Extending the model:
If the basic infrastructure can be put in place (particullary the money) then this could be extended to other resources, like metals and uranium and energy, labor and whatsnot, everything would be automatically regulated by market forces. When you build military stuff it would raise the demand for metal, more metal would flow into the cities building stuff, a prolonged military campaign would therfore result in the mining becoming more profitable and the mines being upgraded and production increasing, combined with spending on military your economy would be experiencing a WAR TIME BOON!
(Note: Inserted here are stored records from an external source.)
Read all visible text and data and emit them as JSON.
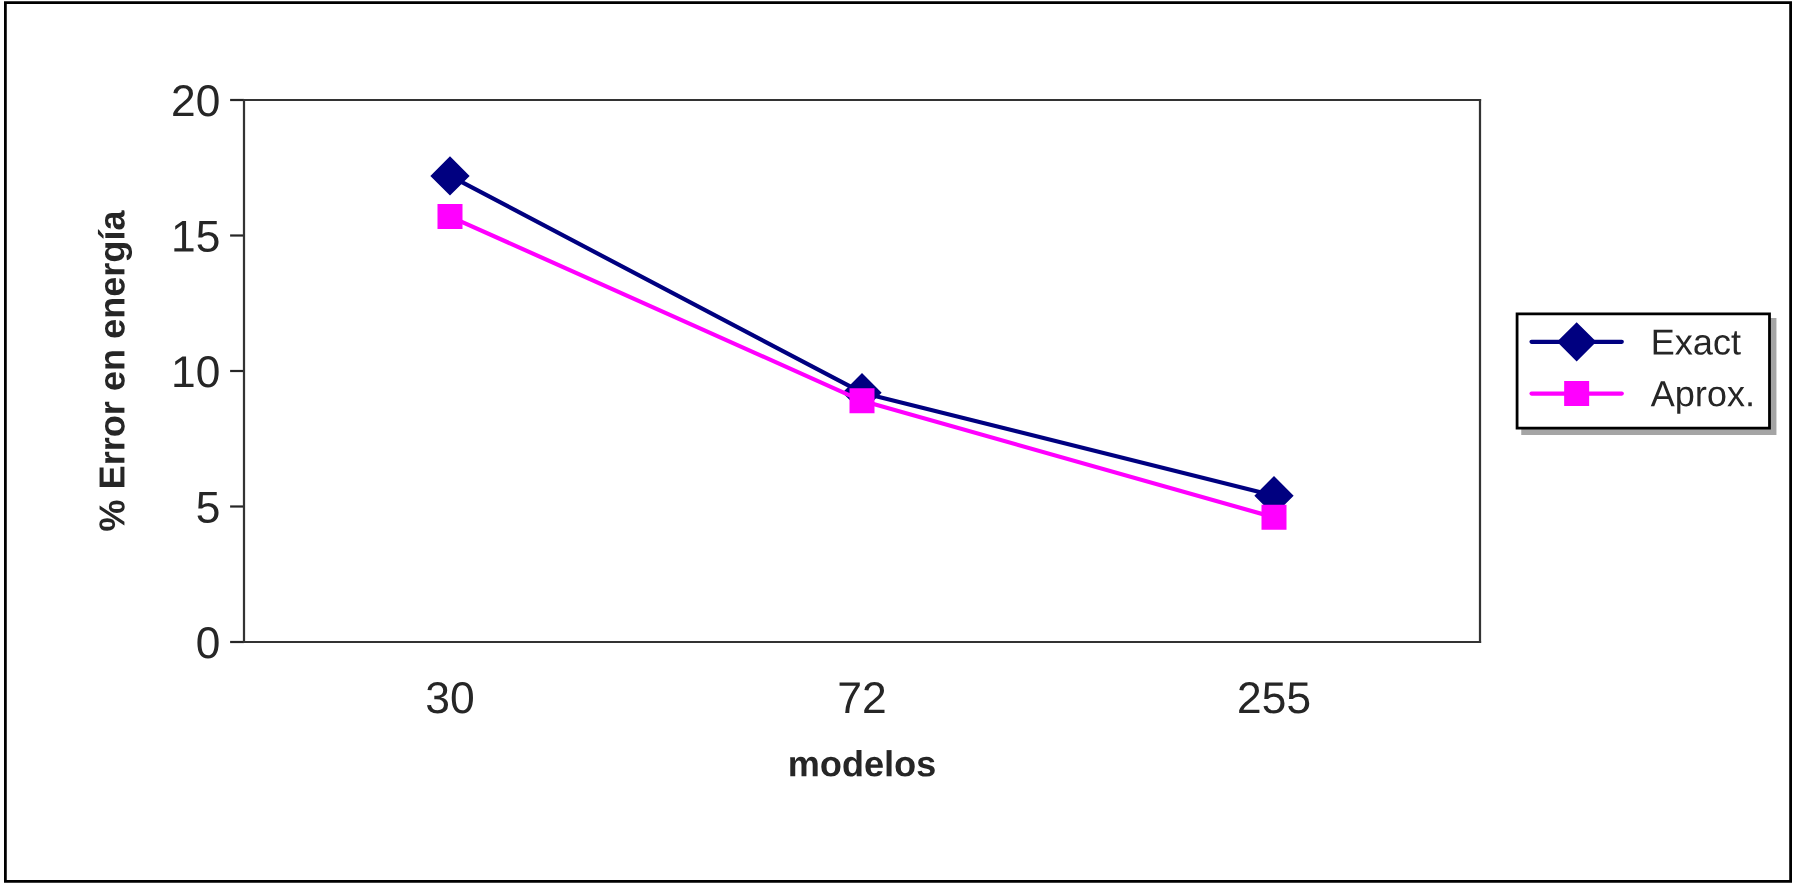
{
  "chart_data": {
    "type": "line",
    "xlabel": "modelos",
    "ylabel": "% Error en energía",
    "categories": [
      "30",
      "72",
      "255"
    ],
    "series": [
      {
        "name": "Exact",
        "color": "#000080",
        "values": [
          17.2,
          9.2,
          5.4
        ],
        "marker": "diamond"
      },
      {
        "name": "Aprox.",
        "color": "#ff00ff",
        "values": [
          15.7,
          8.9,
          4.6
        ],
        "marker": "square"
      }
    ],
    "ylim": [
      0,
      20
    ],
    "yticks": [
      0,
      5,
      10,
      15,
      20
    ],
    "grid": false,
    "legend": "right",
    "line_style": "solid"
  }
}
Why a realistic economy model would be *%^&$%^ cool:
It would more perfectely simulate the real world than any other game, imagine a game where going to war results in an economic war time boon, grind your people into the dirt and have a palace full of gold. Sit upon a thriving, living economy that doesn't need you to manage it, pratically everything regulates itself (over time). Trade with your neighbour and both get richer, or exploit your neighbour and get rich at thier expense!
Become paranoid that everyone is out to ruin your economy, so set up an iron curtain! Take that, capitalistic pigs!
Flood the markets with goods and gain all the wealth in the world!
Frown as your farmers sell food to your enemy, so tax them some more to erode into their profit margins! No more holidays in the cities for you, greedy pigs!
TAX EVERYONE!
Dismayed at an economic recession (caused by excessive taxation), pour lots of money into building stuff to prop up the economy! Then got to war, gotta use those tanks for something, right?
So, what do you think? Would a full economic model be workable? More fun than a system where you do everything yourself? Do the increased interactions and possibilities make up for the lack of hands on and micromanagment? Is a full economic model a good idea OR is godzilla smaller than a rabbit?
Is money a good idea? Or should it be limited to simple supply/demand regulation?